Case Study
Why GoPronto uses SuperTokens to safely authenticate its enterprise customers - including Google, RedHat and BigID
April 06th 2023 • 10 minute read
Customers
Google, RedHat, BigID, & more
About
GoPronto helps businesses unlock the collaborative value of their partner ecosystem. With $10.5M in fundraising, and notable customers including Google, RedHat, and BigID, GoPronto is enabling enterprises to grow their revenue by streamlining collaboration with third party sales and marketing partners.
Highlights
1 Fast & lean
GoPronto completed an advanced auth re-architecture to support multiple product lines. With a high level of tailoring, the process took 3-4 months with just a single part-time engineer.
2 Elimination of tech debt
SuperTokens’ flexibility enabled a clean architecture, with all business logic inside a single authentication microservice.
3 Full control
Self-hosting SuperTokens means no reliance on third parties for auth, all without breaking the bank.
Requirement Setting
The GoPronto team had rolled their own authentication using Django. As they had expanded their auth, the team had used various hacks to get different functionalities up and running quickly. They were missing a central IDP.
Mayank, a senior engineer at GoPronto with advanced authentication expertise from his previous role at Akamai, knew it was time for a refactor. Mayank had built and maintained auth at the enterprise level and was intimately familiar with the OAuth, OIDC (6749 and 6750) and other RFCs.
As part of their requirements, GoPronto needed a way to centralize their authentication with email + password, OAuth, SAML, OTP, and social login. Even with his extensive experience with auth, Mayank knew that building from scratch would take too long. Having maximum control over their authentication layer was also a important consideration.
“If things go south, I can always self-host it, and I can always maintain it myself.”
Mayank
Senior Software Engineer at Pronto
There was also the question of how to cleanly centralize separate pieces of business logic. For example, the team wanted to be able to filter out non-business domains for demo requests to make sure a high quality of inbound leads. They also needed to authenticate on customers’ domains to run their marketplaces, which required creating separate sessions.

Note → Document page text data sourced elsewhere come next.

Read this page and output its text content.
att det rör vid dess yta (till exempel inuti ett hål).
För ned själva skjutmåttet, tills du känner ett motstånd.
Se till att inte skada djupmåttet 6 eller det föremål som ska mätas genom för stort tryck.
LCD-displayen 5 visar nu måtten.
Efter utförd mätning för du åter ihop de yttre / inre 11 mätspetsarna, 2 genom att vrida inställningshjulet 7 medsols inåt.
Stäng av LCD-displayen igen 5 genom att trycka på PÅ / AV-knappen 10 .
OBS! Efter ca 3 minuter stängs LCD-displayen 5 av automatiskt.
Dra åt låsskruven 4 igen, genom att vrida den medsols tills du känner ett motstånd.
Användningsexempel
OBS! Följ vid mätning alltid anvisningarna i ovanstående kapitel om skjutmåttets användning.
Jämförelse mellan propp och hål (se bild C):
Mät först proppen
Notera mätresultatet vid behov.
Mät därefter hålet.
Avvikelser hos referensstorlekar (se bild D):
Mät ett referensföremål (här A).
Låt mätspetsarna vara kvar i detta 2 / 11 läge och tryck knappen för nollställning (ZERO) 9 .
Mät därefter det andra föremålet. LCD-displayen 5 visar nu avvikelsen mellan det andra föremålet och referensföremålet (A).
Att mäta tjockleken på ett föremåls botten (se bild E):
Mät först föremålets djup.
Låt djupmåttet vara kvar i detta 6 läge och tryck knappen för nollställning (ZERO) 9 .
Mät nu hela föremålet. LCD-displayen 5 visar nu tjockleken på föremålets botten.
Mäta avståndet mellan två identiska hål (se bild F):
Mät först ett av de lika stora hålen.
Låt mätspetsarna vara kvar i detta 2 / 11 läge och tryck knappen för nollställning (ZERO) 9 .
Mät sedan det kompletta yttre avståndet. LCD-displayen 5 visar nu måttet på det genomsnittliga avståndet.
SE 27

Mayank organized a POC evaluation period for both SuperTokens and AWS Cognito (Auth0’s pricing model eliminated it from consideration entirely). Between the benefits of high customizability, being open source, and the easy-to-read docs, Mayank and the team chose SuperTokens.
The Development Experience
Mayank implemented a centralized auth microservice in Go to replace the assorted auth libraries in their original Django monolith.
With SuperTokens’ flexibility to accommodate various business logic necessary for GoPronto, everything could live under one roof. Now, adding new features or making updates is done all in one place in this new IDP microservice.
GoPronto chose to self host SuperTokens and with two cores on Kubernetes, they can manage scale as they onboard more customers. They’ve gotten the best of both worlds when it comes to the dilemma of choosing between 3rd party or home-rolled auth: the speed to deploy, security, and reliability of a dedicated 3rd party, with the customization, control, and leanness of rolling your own.
During the implementation period, it was easy to turn to the SuperTokens Discord and ask any technical questions.
“I think you guys are taking that effort [to provide support], and I don’t think that’s going to happen with any other provider… Cognito, Auth0… nobody’s going to care. So that’s really something.”
Mayank
Senior Software Engineer at Pronto
Looking into the future, the roadmap is set for GoPronto to add in TOTP’s with SuperTokens as well.